Referring to FIG. 14, a table is shown that represents the location map data store 1400 that may be stored at the apparatus 1300 according to some embodiments. The table may include, for example, entries associated with a location map to be analyzed. The table may also define fields 1402, 1404, 1406, 1408, 1410 for each of the entries. The fields 1402, 1404, 1406, 1408, 1410 may, according to some embodiments, specify: a location map identifier 1402, a map tile identifier 1404, polygon information 1406, a risk rating 1408, and an action 1410. The location map data store 1400 may be created and updated, for example, when a new area is mapped, a new analysis is requested, etc.

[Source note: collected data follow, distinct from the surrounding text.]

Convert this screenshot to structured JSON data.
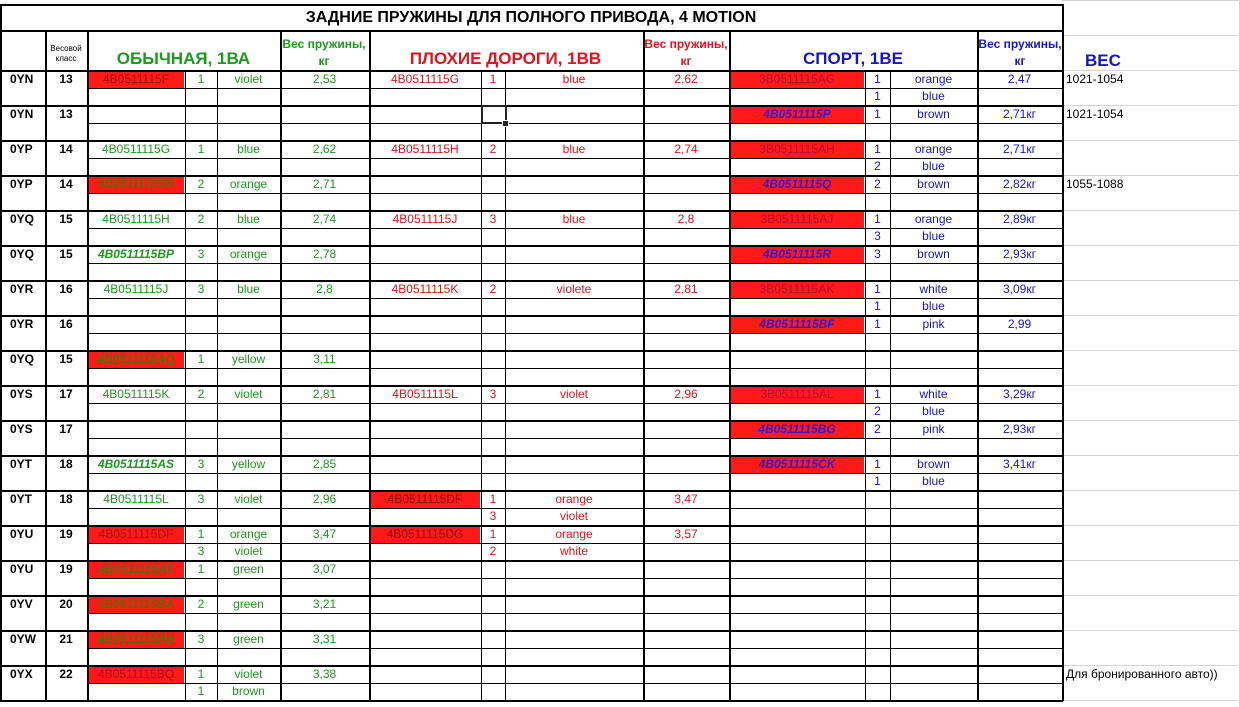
{
  "title": "ЗАДНИЕ ПРУЖИНЫ ДЛЯ ПОЛНОГО ПРИВОДА, 4 MOTION",
  "headers": {
    "weight_class": "Весовой класс",
    "normal": "ОБЫЧНАЯ, 1ВА",
    "bad_roads": "ПЛОХИЕ ДОРОГИ, 1ВВ",
    "sport": "СПОРТ, 1ВЕ",
    "spring_weight": "Вес пружины, кг",
    "weight": "ВЕС"
  },
  "colors": {
    "green": "#1c9a1c",
    "red": "#e0141c",
    "blue": "#1616c8",
    "cell_red": "#ff1a1a"
  },
  "rows": [
    {
      "code": "0YN",
      "cls": "13",
      "n": {
        "part": "4B0511115F",
        "marked": true,
        "style": "plain",
        "q": [
          "1"
        ],
        "c": [
          "violet"
        ],
        "w": "2,53"
      },
      "b": {
        "part": "4B0511115G",
        "marked": false,
        "q": [
          "1"
        ],
        "c": [
          "blue"
        ],
        "w": "2,62"
      },
      "s": {
        "part": "3B0511115AG",
        "marked": true,
        "style": "plain",
        "q": [
          "1",
          "1"
        ],
        "c": [
          "orange",
          "blue"
        ],
        "w": "2,47"
      },
      "weight": "1021-1054"
    },
    {
      "code": "0YN",
      "cls": "13",
      "n": null,
      "b": null,
      "s": {
        "part": "4B0511115P",
        "marked": true,
        "style": "bi",
        "q": [
          "1"
        ],
        "c": [
          "brown"
        ],
        "w": "2,71кг"
      },
      "weight": "1021-1054"
    },
    {
      "code": "0YP",
      "cls": "14",
      "n": {
        "part": "4B0511115G",
        "marked": false,
        "style": "plain",
        "q": [
          "1"
        ],
        "c": [
          "blue"
        ],
        "w": "2,62"
      },
      "b": {
        "part": "4B0511115H",
        "marked": false,
        "q": [
          "2"
        ],
        "c": [
          "blue"
        ],
        "w": "2,74"
      },
      "s": {
        "part": "3B0511115AH",
        "marked": true,
        "style": "plain",
        "q": [
          "1",
          "2"
        ],
        "c": [
          "orange",
          "blue"
        ],
        "w": "2,71кг"
      },
      "weight": ""
    },
    {
      "code": "0YP",
      "cls": "14",
      "n": {
        "part": "4B0511115BN",
        "marked": true,
        "style": "bi",
        "q": [
          "2"
        ],
        "c": [
          "orange"
        ],
        "w": "2,71"
      },
      "b": null,
      "s": {
        "part": "4B0511115Q",
        "marked": true,
        "style": "bi",
        "q": [
          "2"
        ],
        "c": [
          "brown"
        ],
        "w": "2,82кг"
      },
      "weight": "1055-1088"
    },
    {
      "code": "0YQ",
      "cls": "15",
      "n": {
        "part": "4B0511115H",
        "marked": false,
        "style": "plain",
        "q": [
          "2"
        ],
        "c": [
          "blue"
        ],
        "w": "2,74"
      },
      "b": {
        "part": "4B0511115J",
        "marked": false,
        "q": [
          "3"
        ],
        "c": [
          "blue"
        ],
        "w": "2,8"
      },
      "s": {
        "part": "3B0511115AJ",
        "marked": true,
        "style": "plain",
        "q": [
          "1",
          "3"
        ],
        "c": [
          "orange",
          "blue"
        ],
        "w": "2,89кг"
      },
      "weight": ""
    },
    {
      "code": "0YQ",
      "cls": "15",
      "n": {
        "part": "4B0511115BP",
        "marked": false,
        "style": "bi",
        "q": [
          "3"
        ],
        "c": [
          "orange"
        ],
        "w": "2,78"
      },
      "b": null,
      "s": {
        "part": "4B0511115R",
        "marked": true,
        "style": "bi",
        "q": [
          "3"
        ],
        "c": [
          "brown"
        ],
        "w": "2,93кг"
      },
      "weight": ""
    },
    {
      "code": "0YR",
      "cls": "16",
      "n": {
        "part": "4B0511115J",
        "marked": false,
        "style": "plain",
        "q": [
          "3"
        ],
        "c": [
          "blue"
        ],
        "w": "2,8"
      },
      "b": {
        "part": "4B0511115K",
        "marked": false,
        "q": [
          "2"
        ],
        "c": [
          "violete"
        ],
        "w": "2,81"
      },
      "s": {
        "part": "3B0511115AK",
        "marked": true,
        "style": "plain",
        "q": [
          "1",
          "1"
        ],
        "c": [
          "white",
          "blue"
        ],
        "w": "3,09кг"
      },
      "weight": ""
    },
    {
      "code": "0YR",
      "cls": "16",
      "n": null,
      "b": null,
      "s": {
        "part": "4B0511115BF",
        "marked": true,
        "style": "bi",
        "q": [
          "1"
        ],
        "c": [
          "pink"
        ],
        "w": "2,99"
      },
      "weight": ""
    },
    {
      "code": "0YQ",
      "cls": "15",
      "n": {
        "part": "4B0511115AQ",
        "marked": true,
        "style": "bi",
        "q": [
          "1"
        ],
        "c": [
          "yellow"
        ],
        "w": "3,11"
      },
      "b": null,
      "s": null,
      "weight": ""
    },
    {
      "code": "0YS",
      "cls": "17",
      "n": {
        "part": "4B0511115K",
        "marked": false,
        "style": "plain",
        "q": [
          "2"
        ],
        "c": [
          "violet"
        ],
        "w": "2,81"
      },
      "b": {
        "part": "4B0511115L",
        "marked": false,
        "q": [
          "3"
        ],
        "c": [
          "violet"
        ],
        "w": "2,96"
      },
      "s": {
        "part": "3B0511115AL",
        "marked": true,
        "style": "plain",
        "q": [
          "1",
          "2"
        ],
        "c": [
          "white",
          "blue"
        ],
        "w": "3,29кг"
      },
      "weight": ""
    },
    {
      "code": "0YS",
      "cls": "17",
      "n": null,
      "b": null,
      "s": {
        "part": "4B0511115BG",
        "marked": true,
        "style": "bi",
        "q": [
          "2"
        ],
        "c": [
          "pink"
        ],
        "w": "2,93кг"
      },
      "weight": ""
    },
    {
      "code": "0YT",
      "cls": "18",
      "n": {
        "part": "4B0511115AS",
        "marked": false,
        "style": "bi",
        "q": [
          "3"
        ],
        "c": [
          "yellow"
        ],
        "w": "2,85"
      },
      "b": null,
      "s": {
        "part": "4B0511115CK",
        "marked": true,
        "style": "bi",
        "q": [
          "1",
          "1"
        ],
        "c": [
          "brown",
          "blue"
        ],
        "w": "3,41кг"
      },
      "weight": ""
    },
    {
      "code": "0YT",
      "cls": "18",
      "n": {
        "part": "4B0511115L",
        "marked": false,
        "style": "plain",
        "q": [
          "3"
        ],
        "c": [
          "violet"
        ],
        "w": "2,96"
      },
      "b": {
        "part": "4B0511115DF",
        "marked": true,
        "q": [
          "1",
          "3"
        ],
        "c": [
          "orange",
          "violet"
        ],
        "w": "3,47"
      },
      "s": null,
      "weight": ""
    },
    {
      "code": "0YU",
      "cls": "19",
      "n": {
        "part": "4B0511115DF",
        "marked": true,
        "style": "plain",
        "q": [
          "1",
          "3"
        ],
        "c": [
          "orange",
          "violet"
        ],
        "w": "3,47"
      },
      "b": {
        "part": "4B0511115DG",
        "marked": true,
        "q": [
          "1",
          "2"
        ],
        "c": [
          "orange",
          "white"
        ],
        "w": "3,57"
      },
      "s": null,
      "weight": ""
    },
    {
      "code": "0YU",
      "cls": "19",
      "n": {
        "part": "4B0511115AT",
        "marked": true,
        "style": "bi",
        "q": [
          "1"
        ],
        "c": [
          "green"
        ],
        "w": "3,07"
      },
      "b": null,
      "s": null,
      "weight": ""
    },
    {
      "code": "0YV",
      "cls": "20",
      "n": {
        "part": "4B0511115BA",
        "marked": true,
        "style": "bi",
        "q": [
          "2"
        ],
        "c": [
          "green"
        ],
        "w": "3,21"
      },
      "b": null,
      "s": null,
      "weight": ""
    },
    {
      "code": "0YW",
      "cls": "21",
      "n": {
        "part": "4B0511115BB",
        "marked": true,
        "style": "bi",
        "q": [
          "3"
        ],
        "c": [
          "green"
        ],
        "w": "3,31"
      },
      "b": null,
      "s": null,
      "weight": ""
    },
    {
      "code": "0YX",
      "cls": "22",
      "n": {
        "part": "4B0511115BQ",
        "marked": true,
        "style": "plain",
        "q": [
          "1",
          "1"
        ],
        "c": [
          "violet",
          "brown"
        ],
        "w": "3,38"
      },
      "b": null,
      "s": null,
      "weight": "Для бронированного авто))"
    }
  ]
}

The location map identifier 1402 may be, for example, a unique alphanumeric code associated with a map of a certain location. The map tile identifier 1404 is associated with a configurable map file polygon. The polygon information 1406 defines the corner locations that make up the polygon. The risk rating 1408 may represent a level of risk (e.g., from zero to one, with zero being the lowest risk). The risk rating 1408 may calculated as a result of a location-based analysis of the area associated with that configurable map tile polygon. The action 1410 may be automatically performed based on risk rating 1408 (e.g., the action may be to transmit an alert message when the risk rating 1408 rises about a pre-determined threshold value).

Thus, embodiments may provide improved systems and methods to accurately and/or automatically support location-based analysis for an enterprise.

The following illustrates various additional embodiments of the invention. These do not constitute a definition of all possible embodiments, and those skilled in the art will understand that the present invention is applicable to many other embodiments. Further, although the following embodiments are briefly described for clarity, those skilled in the art will understand how to make any changes, if necessary, to the above-described apparatus and methods to accommodate these and other embodiments and applications.

Although specific hardware and data configurations have been described herein, note that any number of other configurations may be provided in accordance with embodiments of the present invention (e.g., some of the information associated with the displays described herein might be implemented as a virtual or augmented reality display and/or the databases described herein may be combined or stored in external systems). Moreover, although embodiments have been described with respect to specific types of enterprises, embodiments may instead be associated with other types of insurers, businesses, and organizations instead. FIG. 15 illustrates a handheld tablet 1500 in accordance with some embodiments. A location display 1510 might, for example, let an operator adjust map polygons via an “Edit” icon 1520. Note that embodiments might be associated with any type of business (e.g., insurance companies, financial enterprises, educational institutions, etc.).

The present invention has been described in terms of several embodiments solely for the purpose of illustration. Persons skilled in the art will recognize from this description that the invention is not limited to the embodiments described but may be practiced with modifications and alterations limited only by the spirit and scope of the appended claims.